The HLC format log has been published to the CloudWatch log stream.

Next, I'll send three ND-JSON format log events.

$ curl -X POST \
  "https://logs.us-east-1.amazonaws.com/ingest/bulk" \
  -H "Authorization: Bearer <API_KEY_SECRET>" \
  -H "Content-Type: application/x-ndjson" \
  -H "x-aws-log-group: aws-test-log-group-cloudwatch-http-log-collector" \
  -H "x-aws-log-stream: aws-test-log-stream-cloudwatch-http-log-collector" \
  -d '{"timestamp": 1773822509381, "level": "INFO", "message": "ND-JSON test event 1"}
{"timestamp": 1773822510381, "level": "WARN", "message": "ND-JSON test event 2"}
{"timestamp": 1773822511381, "level": "ERROR", "message": "ND-JSON test event 3"}'

{}

Three ND-JSON format logs have been published to the CloudWatch log stream.

Summary

CloudWatch Logs now allows log ingestion via HTTP requests.

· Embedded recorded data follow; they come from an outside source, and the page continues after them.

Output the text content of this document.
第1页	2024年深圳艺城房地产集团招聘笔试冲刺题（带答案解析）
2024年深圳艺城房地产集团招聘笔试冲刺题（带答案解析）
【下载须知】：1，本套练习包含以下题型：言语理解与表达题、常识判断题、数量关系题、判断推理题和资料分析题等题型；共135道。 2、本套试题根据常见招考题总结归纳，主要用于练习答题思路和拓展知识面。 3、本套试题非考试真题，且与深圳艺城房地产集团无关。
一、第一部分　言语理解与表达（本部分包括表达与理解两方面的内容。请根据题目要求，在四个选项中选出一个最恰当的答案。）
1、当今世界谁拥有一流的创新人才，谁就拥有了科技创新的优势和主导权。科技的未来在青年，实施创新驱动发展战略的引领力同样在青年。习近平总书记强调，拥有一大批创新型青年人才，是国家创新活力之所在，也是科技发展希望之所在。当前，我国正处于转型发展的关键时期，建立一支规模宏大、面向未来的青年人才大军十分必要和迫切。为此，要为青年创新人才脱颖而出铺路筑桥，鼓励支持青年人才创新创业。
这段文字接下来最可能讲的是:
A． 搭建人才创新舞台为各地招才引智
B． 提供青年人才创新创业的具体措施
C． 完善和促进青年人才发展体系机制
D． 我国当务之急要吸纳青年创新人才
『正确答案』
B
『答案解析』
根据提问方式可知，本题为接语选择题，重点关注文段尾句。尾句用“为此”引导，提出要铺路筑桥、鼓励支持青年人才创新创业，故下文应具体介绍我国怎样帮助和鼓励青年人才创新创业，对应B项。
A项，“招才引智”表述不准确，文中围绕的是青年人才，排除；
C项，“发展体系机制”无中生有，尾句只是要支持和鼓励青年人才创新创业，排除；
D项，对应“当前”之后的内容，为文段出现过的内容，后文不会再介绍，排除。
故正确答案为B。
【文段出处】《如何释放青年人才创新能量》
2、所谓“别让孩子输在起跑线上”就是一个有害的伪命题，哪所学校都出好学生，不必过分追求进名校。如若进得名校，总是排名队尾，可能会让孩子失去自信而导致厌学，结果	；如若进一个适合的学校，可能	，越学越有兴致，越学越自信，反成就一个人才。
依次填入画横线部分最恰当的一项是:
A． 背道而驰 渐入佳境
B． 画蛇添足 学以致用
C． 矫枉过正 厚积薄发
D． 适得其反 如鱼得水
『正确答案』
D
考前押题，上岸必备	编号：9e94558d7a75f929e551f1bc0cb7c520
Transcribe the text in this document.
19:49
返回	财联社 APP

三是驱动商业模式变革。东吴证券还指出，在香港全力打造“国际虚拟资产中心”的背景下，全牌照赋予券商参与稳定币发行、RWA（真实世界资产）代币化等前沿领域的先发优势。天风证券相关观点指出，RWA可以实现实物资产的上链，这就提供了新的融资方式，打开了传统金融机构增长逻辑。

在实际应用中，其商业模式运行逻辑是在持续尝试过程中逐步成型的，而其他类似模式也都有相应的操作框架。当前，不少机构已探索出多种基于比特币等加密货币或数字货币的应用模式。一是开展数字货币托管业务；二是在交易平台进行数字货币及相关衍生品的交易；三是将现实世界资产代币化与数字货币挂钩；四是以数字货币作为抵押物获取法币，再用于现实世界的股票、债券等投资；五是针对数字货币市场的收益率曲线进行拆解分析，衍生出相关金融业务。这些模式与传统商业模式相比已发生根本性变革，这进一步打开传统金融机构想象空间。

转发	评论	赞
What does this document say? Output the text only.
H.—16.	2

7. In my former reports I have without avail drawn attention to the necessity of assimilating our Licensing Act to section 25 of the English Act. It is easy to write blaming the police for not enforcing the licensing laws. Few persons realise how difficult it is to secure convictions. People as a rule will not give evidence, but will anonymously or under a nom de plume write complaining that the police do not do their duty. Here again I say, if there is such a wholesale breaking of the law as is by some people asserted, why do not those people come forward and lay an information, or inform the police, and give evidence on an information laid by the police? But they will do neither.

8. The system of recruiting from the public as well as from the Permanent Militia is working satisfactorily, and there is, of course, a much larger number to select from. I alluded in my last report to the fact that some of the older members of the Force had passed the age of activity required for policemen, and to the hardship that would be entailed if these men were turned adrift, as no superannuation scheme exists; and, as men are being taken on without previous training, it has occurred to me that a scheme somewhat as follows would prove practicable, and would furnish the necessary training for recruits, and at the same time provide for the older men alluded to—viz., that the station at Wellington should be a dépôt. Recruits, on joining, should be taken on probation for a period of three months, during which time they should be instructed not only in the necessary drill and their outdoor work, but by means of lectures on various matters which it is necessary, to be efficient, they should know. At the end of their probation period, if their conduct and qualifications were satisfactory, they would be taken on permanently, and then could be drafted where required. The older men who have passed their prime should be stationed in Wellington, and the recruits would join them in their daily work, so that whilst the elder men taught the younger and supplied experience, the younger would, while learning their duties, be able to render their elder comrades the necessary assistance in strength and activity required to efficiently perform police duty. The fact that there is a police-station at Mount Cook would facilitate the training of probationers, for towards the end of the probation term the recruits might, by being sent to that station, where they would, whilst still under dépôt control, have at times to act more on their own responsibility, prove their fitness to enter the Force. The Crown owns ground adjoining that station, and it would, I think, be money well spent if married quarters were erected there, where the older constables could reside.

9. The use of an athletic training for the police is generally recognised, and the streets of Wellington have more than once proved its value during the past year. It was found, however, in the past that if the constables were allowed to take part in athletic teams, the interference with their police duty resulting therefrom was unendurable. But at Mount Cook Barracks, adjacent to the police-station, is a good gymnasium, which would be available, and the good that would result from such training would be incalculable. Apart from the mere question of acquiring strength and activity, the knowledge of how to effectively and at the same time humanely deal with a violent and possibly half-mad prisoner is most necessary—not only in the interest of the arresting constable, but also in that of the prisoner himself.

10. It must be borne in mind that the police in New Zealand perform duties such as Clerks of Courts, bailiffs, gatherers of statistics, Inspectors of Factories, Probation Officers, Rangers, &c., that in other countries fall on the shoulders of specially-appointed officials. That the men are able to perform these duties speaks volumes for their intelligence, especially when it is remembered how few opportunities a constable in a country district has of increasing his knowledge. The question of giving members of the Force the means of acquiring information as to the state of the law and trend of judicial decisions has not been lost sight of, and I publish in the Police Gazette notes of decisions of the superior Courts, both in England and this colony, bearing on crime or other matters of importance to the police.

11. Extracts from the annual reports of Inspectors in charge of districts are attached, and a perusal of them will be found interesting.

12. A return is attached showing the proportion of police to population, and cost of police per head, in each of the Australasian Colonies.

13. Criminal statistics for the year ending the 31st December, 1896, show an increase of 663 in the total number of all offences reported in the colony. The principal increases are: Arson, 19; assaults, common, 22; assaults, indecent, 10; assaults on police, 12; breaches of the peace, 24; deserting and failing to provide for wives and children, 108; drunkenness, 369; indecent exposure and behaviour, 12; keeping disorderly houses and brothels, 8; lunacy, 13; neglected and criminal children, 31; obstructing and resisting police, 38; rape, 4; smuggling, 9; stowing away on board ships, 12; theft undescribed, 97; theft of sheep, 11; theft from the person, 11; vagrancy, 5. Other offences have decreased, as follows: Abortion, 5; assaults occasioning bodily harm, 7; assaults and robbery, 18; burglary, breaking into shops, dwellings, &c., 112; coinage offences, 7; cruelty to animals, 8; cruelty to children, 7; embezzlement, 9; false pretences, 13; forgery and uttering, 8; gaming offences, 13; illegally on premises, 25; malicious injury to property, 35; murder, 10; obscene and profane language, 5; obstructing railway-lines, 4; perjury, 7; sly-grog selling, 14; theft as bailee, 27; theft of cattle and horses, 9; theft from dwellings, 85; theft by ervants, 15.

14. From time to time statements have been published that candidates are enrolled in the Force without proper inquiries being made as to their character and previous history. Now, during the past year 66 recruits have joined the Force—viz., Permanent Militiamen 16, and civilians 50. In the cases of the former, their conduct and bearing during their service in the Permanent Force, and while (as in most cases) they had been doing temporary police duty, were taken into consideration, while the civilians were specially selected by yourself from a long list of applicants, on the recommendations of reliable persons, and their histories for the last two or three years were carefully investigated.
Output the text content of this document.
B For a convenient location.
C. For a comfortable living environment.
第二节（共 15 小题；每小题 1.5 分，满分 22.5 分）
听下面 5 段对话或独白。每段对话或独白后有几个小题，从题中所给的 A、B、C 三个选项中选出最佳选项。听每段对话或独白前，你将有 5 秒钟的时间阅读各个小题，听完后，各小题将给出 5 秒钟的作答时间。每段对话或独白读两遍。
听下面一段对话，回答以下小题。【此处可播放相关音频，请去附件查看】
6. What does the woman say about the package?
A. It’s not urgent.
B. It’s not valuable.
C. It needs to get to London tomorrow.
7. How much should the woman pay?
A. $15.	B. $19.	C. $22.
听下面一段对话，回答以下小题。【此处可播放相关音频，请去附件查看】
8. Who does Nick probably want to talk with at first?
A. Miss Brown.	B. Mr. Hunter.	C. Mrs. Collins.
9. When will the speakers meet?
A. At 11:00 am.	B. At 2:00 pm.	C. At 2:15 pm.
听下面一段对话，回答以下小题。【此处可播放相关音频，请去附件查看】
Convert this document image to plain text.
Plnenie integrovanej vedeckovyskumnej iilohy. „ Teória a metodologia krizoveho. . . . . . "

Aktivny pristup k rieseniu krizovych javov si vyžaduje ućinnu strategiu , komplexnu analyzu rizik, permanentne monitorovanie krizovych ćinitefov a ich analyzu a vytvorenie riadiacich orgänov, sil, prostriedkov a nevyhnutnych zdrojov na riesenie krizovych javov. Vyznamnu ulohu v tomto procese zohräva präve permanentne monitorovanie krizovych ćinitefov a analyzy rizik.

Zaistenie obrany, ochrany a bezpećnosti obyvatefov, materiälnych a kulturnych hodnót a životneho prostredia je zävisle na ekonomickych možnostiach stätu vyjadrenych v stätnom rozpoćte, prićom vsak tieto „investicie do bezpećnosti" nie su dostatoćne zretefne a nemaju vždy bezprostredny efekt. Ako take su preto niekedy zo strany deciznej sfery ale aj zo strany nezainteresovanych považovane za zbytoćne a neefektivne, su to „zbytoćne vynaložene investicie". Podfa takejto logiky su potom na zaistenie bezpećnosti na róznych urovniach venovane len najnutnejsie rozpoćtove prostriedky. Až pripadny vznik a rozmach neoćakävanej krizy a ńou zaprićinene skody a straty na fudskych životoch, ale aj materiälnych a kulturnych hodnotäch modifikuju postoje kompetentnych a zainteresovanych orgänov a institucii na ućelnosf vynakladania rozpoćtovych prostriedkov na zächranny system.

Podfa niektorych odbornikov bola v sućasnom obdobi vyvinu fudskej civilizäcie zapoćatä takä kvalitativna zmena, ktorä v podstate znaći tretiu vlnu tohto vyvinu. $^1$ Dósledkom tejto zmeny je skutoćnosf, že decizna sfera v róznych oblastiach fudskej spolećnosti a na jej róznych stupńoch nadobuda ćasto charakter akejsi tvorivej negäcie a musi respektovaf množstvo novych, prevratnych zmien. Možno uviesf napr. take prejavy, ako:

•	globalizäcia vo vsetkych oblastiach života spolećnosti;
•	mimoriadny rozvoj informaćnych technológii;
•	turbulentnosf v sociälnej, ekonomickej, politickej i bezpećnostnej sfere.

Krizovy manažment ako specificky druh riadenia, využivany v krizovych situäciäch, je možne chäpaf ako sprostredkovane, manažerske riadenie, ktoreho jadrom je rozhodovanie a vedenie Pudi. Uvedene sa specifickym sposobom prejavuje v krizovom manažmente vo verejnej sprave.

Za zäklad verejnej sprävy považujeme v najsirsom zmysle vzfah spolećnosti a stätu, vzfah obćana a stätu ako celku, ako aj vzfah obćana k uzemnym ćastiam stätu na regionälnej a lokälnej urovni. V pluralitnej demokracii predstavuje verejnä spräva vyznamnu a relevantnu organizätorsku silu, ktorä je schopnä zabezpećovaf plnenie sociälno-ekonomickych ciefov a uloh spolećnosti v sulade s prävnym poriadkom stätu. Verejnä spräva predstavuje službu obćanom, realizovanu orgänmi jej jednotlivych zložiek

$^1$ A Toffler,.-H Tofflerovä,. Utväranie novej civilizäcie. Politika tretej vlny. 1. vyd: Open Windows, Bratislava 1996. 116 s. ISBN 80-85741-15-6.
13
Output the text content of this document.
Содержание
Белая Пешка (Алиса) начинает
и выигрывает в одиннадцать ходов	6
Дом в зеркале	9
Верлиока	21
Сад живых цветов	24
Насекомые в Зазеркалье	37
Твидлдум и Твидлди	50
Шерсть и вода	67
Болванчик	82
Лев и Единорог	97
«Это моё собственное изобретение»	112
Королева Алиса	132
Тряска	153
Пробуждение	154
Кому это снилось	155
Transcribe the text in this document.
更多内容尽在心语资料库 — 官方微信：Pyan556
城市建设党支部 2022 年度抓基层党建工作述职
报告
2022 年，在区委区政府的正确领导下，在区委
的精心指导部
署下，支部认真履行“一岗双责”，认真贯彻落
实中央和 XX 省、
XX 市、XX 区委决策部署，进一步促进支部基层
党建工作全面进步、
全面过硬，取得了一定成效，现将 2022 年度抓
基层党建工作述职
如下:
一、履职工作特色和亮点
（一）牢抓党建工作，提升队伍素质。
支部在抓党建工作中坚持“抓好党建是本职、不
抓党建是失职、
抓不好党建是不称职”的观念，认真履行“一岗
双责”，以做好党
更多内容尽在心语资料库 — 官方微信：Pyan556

Being able to ingest logs without agents can be extremely convenient depending on your requirements.

I'd like to touch on choosing an authentication method. If you're in an environment where EC2 instance profiles, ECS task roles, or SSM hybrid activations are available, using SigV4 + AWS authentication with temporary credentials is the most secure approach.

On the other hand, for environments outside of AWS where SSM agents are difficult to implement, the only option until now was to issue IAM access keys. IAM access keys have no expiration date, which can increase the risk in case of leakage. The nice thing about these new API keys is that they have built-in expiration dates and their scope is limited to sending to CloudWatch Logs, making it easier to limit damage in case of leakage.

CloudWatch Logs ingestion fees can become unexpectedly high, so it's important to choose an authentication method that fits your requirements to avoid financial damage from leaked credentials leading to excessive log publication. That's it!